Despite these measures, a survey by a team of researchers from the Indian Council of Medical Research (ICMR) in 2015 found that 25 percent of children surveyed in Deoria, Kushinagar, Gorakhpur and Maharajgunj districts of the Gorakhpur division did not receive the JE vaccine, while only 56 percent were administered both doses of the vaccine.

This points to lack of accessibility to public health care in Uttar Pradesh. The same team also analysed AES data from BRD hospital and found that out of the more than 10,000 cases admitted during 2008-2012, only 8.4 percent tested positive for JE, which shows that while JE cases have dropped due the vaccination drives, AES has shown no decreasing signs.

Uttar Pradesh is a hotbed for AES. According to another research, more than 2000 AES cases are admitted to BRD hospital each year with 20-25 percent mortality rate. The same research indicated that out of those discharged only 12.3 percent made a full recovery.

Wrong diagnosis

At all these points, the government focused only on eradicating or researching about JE but made little efforts to come up with methods to identify the different AES strains, which could help doctors diagnose their patients correctly.

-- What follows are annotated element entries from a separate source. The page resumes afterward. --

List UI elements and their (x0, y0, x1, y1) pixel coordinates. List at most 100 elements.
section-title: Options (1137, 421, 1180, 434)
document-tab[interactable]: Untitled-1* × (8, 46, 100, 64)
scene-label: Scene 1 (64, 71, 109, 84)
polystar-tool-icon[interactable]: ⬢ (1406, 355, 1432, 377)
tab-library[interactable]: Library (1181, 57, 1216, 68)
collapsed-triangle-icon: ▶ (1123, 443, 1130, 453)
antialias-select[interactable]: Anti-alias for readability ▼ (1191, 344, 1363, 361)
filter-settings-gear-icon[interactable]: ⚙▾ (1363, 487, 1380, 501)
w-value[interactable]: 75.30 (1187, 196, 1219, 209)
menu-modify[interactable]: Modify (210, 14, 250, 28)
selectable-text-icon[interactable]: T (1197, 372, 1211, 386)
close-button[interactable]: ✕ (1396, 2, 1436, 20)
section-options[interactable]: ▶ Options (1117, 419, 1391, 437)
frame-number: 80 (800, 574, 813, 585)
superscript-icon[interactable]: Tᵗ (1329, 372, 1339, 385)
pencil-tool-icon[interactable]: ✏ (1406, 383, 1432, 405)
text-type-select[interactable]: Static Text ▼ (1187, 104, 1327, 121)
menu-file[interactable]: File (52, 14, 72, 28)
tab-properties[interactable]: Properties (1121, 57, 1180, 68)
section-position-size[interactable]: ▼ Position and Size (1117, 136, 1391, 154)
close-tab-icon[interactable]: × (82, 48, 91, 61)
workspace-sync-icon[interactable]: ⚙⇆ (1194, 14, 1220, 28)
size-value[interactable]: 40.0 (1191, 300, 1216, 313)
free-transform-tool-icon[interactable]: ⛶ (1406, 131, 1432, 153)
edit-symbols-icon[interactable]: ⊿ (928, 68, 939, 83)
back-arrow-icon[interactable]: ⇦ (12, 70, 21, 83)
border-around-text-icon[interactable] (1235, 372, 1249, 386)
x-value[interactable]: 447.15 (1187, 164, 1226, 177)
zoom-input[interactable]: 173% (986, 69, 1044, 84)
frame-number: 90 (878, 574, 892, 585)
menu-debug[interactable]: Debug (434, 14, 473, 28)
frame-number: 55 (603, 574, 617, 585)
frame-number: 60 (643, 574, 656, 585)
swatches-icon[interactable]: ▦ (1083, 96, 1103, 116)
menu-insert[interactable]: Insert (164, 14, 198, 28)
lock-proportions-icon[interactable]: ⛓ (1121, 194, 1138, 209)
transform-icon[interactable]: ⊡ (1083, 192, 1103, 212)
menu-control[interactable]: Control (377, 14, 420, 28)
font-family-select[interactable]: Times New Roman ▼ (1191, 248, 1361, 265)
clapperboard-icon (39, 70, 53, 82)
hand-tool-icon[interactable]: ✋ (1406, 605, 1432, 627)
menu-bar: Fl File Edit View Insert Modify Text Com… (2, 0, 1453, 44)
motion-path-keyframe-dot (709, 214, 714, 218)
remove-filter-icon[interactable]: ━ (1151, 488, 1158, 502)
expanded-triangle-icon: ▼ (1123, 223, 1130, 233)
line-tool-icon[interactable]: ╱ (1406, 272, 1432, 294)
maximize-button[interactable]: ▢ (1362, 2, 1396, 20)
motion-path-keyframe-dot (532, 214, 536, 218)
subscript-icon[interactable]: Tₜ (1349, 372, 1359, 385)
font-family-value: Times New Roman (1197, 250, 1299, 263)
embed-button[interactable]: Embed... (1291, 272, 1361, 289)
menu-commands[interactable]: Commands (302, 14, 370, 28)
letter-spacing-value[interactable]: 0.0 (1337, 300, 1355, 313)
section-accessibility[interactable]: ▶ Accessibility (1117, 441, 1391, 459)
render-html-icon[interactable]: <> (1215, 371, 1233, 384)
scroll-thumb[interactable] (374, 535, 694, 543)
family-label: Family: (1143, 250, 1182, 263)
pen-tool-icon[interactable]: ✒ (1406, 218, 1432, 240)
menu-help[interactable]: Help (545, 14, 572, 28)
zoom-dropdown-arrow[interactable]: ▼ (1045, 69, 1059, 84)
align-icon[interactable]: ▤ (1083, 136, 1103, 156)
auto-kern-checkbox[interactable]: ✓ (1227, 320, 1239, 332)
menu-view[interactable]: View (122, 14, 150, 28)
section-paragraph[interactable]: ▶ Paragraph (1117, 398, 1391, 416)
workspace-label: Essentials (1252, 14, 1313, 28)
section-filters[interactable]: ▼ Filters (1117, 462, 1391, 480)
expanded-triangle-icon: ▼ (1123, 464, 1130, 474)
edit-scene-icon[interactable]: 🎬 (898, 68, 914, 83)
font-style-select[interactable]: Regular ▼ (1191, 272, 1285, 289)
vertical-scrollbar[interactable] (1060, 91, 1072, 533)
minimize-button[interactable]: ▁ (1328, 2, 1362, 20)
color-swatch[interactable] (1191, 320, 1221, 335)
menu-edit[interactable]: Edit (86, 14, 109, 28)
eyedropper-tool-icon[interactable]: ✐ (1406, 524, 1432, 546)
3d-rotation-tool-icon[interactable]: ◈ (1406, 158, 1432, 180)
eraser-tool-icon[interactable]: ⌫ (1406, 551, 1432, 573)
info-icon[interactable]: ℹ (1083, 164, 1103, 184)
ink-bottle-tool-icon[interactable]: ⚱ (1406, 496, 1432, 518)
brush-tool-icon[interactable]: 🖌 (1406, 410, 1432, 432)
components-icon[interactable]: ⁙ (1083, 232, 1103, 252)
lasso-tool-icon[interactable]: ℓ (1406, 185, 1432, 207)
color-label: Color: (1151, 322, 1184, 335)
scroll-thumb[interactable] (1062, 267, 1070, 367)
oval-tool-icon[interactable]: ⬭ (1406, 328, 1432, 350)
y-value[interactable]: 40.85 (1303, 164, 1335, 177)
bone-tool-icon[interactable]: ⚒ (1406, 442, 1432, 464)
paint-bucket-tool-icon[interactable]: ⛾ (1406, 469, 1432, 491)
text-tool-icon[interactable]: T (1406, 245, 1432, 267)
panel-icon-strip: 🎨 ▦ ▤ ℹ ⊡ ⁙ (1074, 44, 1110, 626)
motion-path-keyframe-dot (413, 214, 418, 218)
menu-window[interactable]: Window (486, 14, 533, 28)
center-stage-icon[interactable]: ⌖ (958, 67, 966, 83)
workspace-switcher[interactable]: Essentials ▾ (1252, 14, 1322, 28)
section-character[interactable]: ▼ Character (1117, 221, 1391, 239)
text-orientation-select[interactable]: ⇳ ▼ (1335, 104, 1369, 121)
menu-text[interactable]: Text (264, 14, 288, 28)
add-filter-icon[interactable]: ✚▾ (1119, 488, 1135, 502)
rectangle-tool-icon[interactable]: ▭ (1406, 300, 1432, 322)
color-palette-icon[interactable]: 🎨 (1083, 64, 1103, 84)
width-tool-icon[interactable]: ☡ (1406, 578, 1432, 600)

In the Fountain Ink report, T Jacob Johns, an infectious disease specialist, explained that doctors often confuse encephalitis with encephalopathy. While both exhibit similar symptoms such as fever, affecting the mental ability of the patient etc, they are different in the manner in which these symptoms occur. In encephalitis, where the brain is primarily affected, the patients shows, through an unsteady gait or such, that the neurological functions of the brain are impaired. In contrast, encephalopathy does not affect the brain till much later in the secondary stages of the disease.

Health spending in India

When it comes to public spending on healthcare, India lags behind abysmally​. Research by medical journal Lancet showed that India ranked 154 out of 195 countries in terms of healthcare access, far behind countries like Bangladesh, Nepal, Ghana and Liberia. India spends only five percent of its GDP on public healthcare. On the other hand, China spends 10.4 percent of its budget on healthcare. India is even superseded by Uzbekistan (10.7 percent), Tanzania (12.3 percent), Kenya (12.8 percent), and Nicaragua (24 percent).